The company committed to net zero by 2050, improved its gender diversity on the board from 0% to 25% and set up a zero-placement policy for foreign migrant workers to prevent modern slavery.
We first engaged with Delta Electronics in 2020 when it was yet to commit to a longer-term net-zero target. It also had a significant proportion of migrant workers from Southeast Asian countries working in Taiwan and we were concerned about the human rights issue in the foreign migrant workers’ recruitment process. The company also had an all-male board which we were opposed to.
In 2020, we asked the company to conduct due diligence on indirect labour and the recruitment of direct employees. We emphasised that the recruitment process for blue-collar workers could pose risks to labour and human rights. We also asked the company to disclose the composition of its migrant workers and asked it to elaborate on the recruitment process.
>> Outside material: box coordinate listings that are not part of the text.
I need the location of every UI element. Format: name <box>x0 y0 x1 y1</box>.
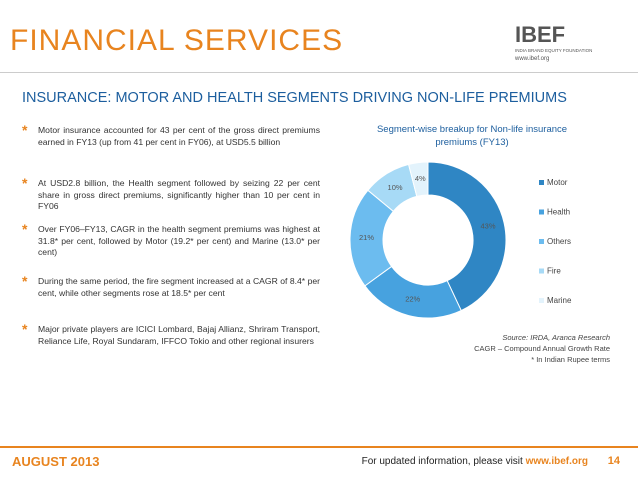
footer-text: For updated information, please visit <box>361 456 523 467</box>
legend-label: Fire <box>547 267 561 276</box>
legend-swatch <box>539 209 544 215</box>
donut-slice <box>427 161 507 312</box>
footer-line <box>0 446 638 448</box>
note: Source: IRDA, Aranca Research <box>502 333 610 342</box>
bullet: Over FY06–FY13, CAGR in the health segme… <box>22 224 320 259</box>
chart-title: Segment-wise breakup for Non-life insura… <box>377 124 567 148</box>
bullet: Motor insurance accounted for 43 per cen… <box>22 125 320 148</box>
page-number: 14 <box>607 455 620 467</box>
legend-swatch <box>539 239 544 244</box>
data-label: 10% <box>388 183 403 192</box>
subtitle: INSURANCE: MOTOR AND HEALTH SEGMENTS DRI… <box>22 90 567 106</box>
footer-date: AUGUST 2013 <box>12 454 100 469</box>
logo-tagline: INDIA BRAND EQUITY FOUNDATION <box>515 48 593 53</box>
bullet: During the same period, the fire segment… <box>22 276 320 299</box>
donut-slice <box>407 161 429 198</box>
legend-swatch <box>539 268 544 274</box>
divider <box>0 72 638 73</box>
logo: IBEF <box>515 22 566 47</box>
legend-label: Others <box>547 237 571 246</box>
legend-label: Health <box>547 208 570 217</box>
note: CAGR – Compound Annual Growth Rate <box>474 344 610 353</box>
bullet: Major private players are ICICI Lombard,… <box>22 324 320 347</box>
data-label: 22% <box>405 295 420 304</box>
chart: Segment-wise breakup for Non-life insura… <box>349 124 610 364</box>
legend-swatch <box>539 180 544 185</box>
logo-url: www.ibef.org <box>515 56 550 62</box>
bullet: At USD2.8 billion, the Health segment fo… <box>22 178 320 213</box>
footer-url[interactable]: www.ibef.org <box>525 456 588 467</box>
data-label: 43% <box>481 222 496 231</box>
legend-label: Marine <box>547 296 572 305</box>
legend-label: Motor <box>547 178 568 187</box>
title: FINANCIAL SERVICES <box>10 24 344 57</box>
data-label: 21% <box>359 233 374 242</box>
footer-info: For updated information, please visit ww… <box>362 456 588 467</box>
legend-swatch <box>539 298 544 303</box>
data-label: 4% <box>415 174 426 183</box>
note: * In Indian Rupee terms <box>531 355 610 364</box>
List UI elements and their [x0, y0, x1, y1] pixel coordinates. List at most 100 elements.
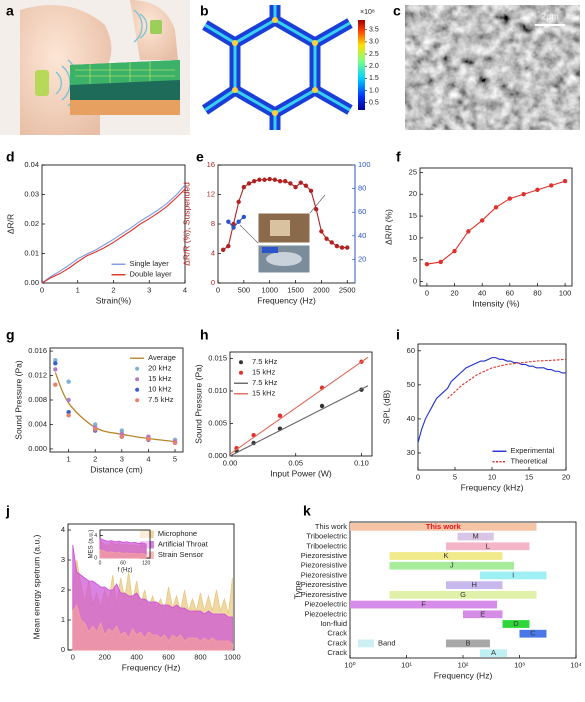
x-tick-label: 3 — [120, 454, 124, 463]
x-tick-label: 400 — [130, 652, 143, 661]
y-tick-label: 0.004 — [28, 419, 47, 428]
data-point — [257, 177, 262, 182]
data-point — [241, 184, 247, 190]
x-axis-label: Frequency (kHz) — [461, 482, 524, 492]
y-tick-label: 0.012 — [28, 371, 47, 380]
category-label: Crack — [327, 638, 347, 647]
range-bar — [350, 522, 537, 531]
legend-label: 7.5 kHz — [252, 357, 278, 366]
category-label: Piezoelectric — [304, 609, 347, 618]
y-tick-label: 0.03 — [24, 189, 39, 198]
data-point — [53, 382, 58, 387]
x-tick-label: 120 — [142, 560, 151, 566]
data-point — [66, 410, 71, 415]
y-axis-label: SPL (dB) — [381, 390, 391, 424]
data-point — [226, 243, 231, 249]
range-bar — [480, 571, 547, 580]
x-tick-label: 1500 — [287, 285, 304, 294]
x-tick-label: 10¹ — [401, 660, 412, 669]
legend-label: 15 kHz — [252, 389, 276, 398]
data-point — [288, 181, 293, 186]
colorbar-tick-label: 1.5 — [369, 75, 379, 82]
y-tick-label: 0.008 — [28, 395, 47, 404]
y-tick-label: 0.000 — [28, 444, 47, 453]
x-tick-label: 500 — [238, 285, 251, 294]
category-label: This work — [315, 522, 347, 531]
y-axis-label: Sound Pressure (Pa) — [193, 364, 203, 444]
data-point — [119, 428, 125, 433]
series-line — [227, 216, 245, 229]
bar-label: This work — [426, 522, 462, 531]
bar-label: C — [530, 629, 536, 638]
bar-label: H — [472, 580, 477, 589]
panel-letter: b — [200, 3, 209, 19]
x-tick-label: 1000 — [261, 285, 278, 294]
y-tick-label: 0.02 — [24, 219, 39, 228]
legend-marker — [135, 366, 140, 371]
data-point — [220, 247, 226, 253]
data-point — [231, 225, 236, 230]
data-point — [241, 214, 247, 220]
data-point — [172, 440, 178, 446]
series-area — [99, 548, 147, 559]
x-tick-label: 80 — [533, 288, 541, 297]
range-bar — [457, 532, 494, 541]
data-point — [53, 358, 58, 363]
bar-label: J — [450, 561, 454, 570]
bar-label: F — [421, 600, 426, 609]
y-axis-label: ΔR/R (%) — [383, 209, 393, 245]
range-bar — [445, 542, 530, 551]
panel-letter: c — [393, 3, 401, 19]
x-tick-label: 4 — [183, 285, 187, 294]
x-axis-label: f (Hz) — [118, 568, 133, 574]
data-point — [308, 188, 314, 194]
y-tick-label: 12 — [207, 189, 215, 198]
colorbar-tick-label: 3.5 — [369, 27, 379, 34]
series-area — [72, 604, 233, 651]
category-label: Piezoresistive — [301, 590, 347, 599]
x-tick-label: 10⁰ — [344, 660, 355, 669]
x-tick-label: 1 — [67, 454, 71, 463]
y-tick-label: 1 — [61, 615, 65, 624]
data-point — [272, 177, 278, 182]
legend-label: 20 kHz — [148, 364, 172, 373]
data-point — [146, 436, 151, 442]
range-bar — [463, 610, 503, 619]
panel-letter: d — [6, 149, 15, 165]
y2-tick-label: 100 — [358, 160, 371, 169]
x-tick-label: 20 — [562, 472, 570, 481]
colorbar-tick-label: 3.0 — [369, 39, 379, 46]
data-point — [339, 245, 345, 250]
plot-frame — [229, 351, 373, 457]
legend-label: Experimental — [511, 446, 555, 455]
series-line — [229, 385, 369, 457]
panel-letter: k — [303, 503, 311, 519]
y-tick-label: 10 — [409, 233, 417, 242]
y-tick-label: 4 — [61, 525, 65, 534]
panel-b-map — [201, 5, 365, 130]
data-point — [262, 177, 267, 182]
data-point — [329, 240, 334, 245]
x-tick-label: 0 — [71, 652, 75, 661]
data-point — [53, 361, 58, 366]
range-bar — [389, 590, 537, 599]
category-label: Triboelectric — [306, 532, 347, 541]
legend-label: Average — [148, 353, 176, 362]
y2-tick-label: 20 — [358, 254, 366, 263]
bar-label: K — [443, 551, 448, 560]
legend-label: 10 kHz — [148, 385, 172, 394]
data-point — [293, 184, 298, 190]
panel-a-illustration — [0, 0, 190, 135]
y2-tick-label: 60 — [358, 207, 366, 216]
x-tick-label: 1000 — [224, 652, 241, 661]
y-axis-label: ΔR/R (%), Suspended — [181, 182, 191, 266]
data-point — [66, 379, 71, 384]
category-label: Crack — [327, 629, 347, 638]
x-tick-label: 0.05 — [288, 458, 303, 467]
colorbar-ticks: 0.5 1.0 1.5 2.0 2.5 3.0 3.5 — [365, 27, 379, 107]
range-bar — [480, 649, 507, 658]
x-axis-label: Frequency (Hz) — [434, 670, 493, 680]
y-tick-label: 50 — [407, 380, 415, 389]
y-tick-label: 15 — [409, 211, 417, 220]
In addition, the company had already committed to setting science-based targets by 2025 but not to a longer-term net-zero target. We were concerned that its existing targets were still not Paris-aligned and that there was a lack of long-term climate targets. We made various recommendations to the company, such as joining the RE100 initiative to commit to sourcing 100% renewable electricity, managing supply chain emissions as part of the Scope 3 emissions reduction targets and suggestions on the TCFD report to further improve its disclosure.
In May 2020, we raised concerns about gender diversity on the all-male board, and followed this up in 2022, emphasising that we had increased our gender diversity expectations on the board to at least 20%, expecting the company to improve before the next election.
After our first engagement, the company stated in its Corporate Social Responsibility report, published in August 2020, that foreign migrant workers in Taiwan are not required to pay fees incurred for agents, passports, visas or transportation. The company also disclosed in 2021 that it would provide workers with training in their own language, religious venues or information, and host foreign worker forums and social events. Furthermore, in June this year, the company formally announced its commitment to net zero by 2050. The company also added its first female director to the board in 2021 and a further two female directors in 2022. The gender diversity on the board increased from 0% to 25% since we first engaged on this issue.
We will continue to engage with the company on supply chain human rights issues, such as sourcing of cobalt and the risks of connections to forced labour in the supply chain, as well as further improving its disclosure on the use of internal carbon payment funds, TCFD and supply chain emissions reduction.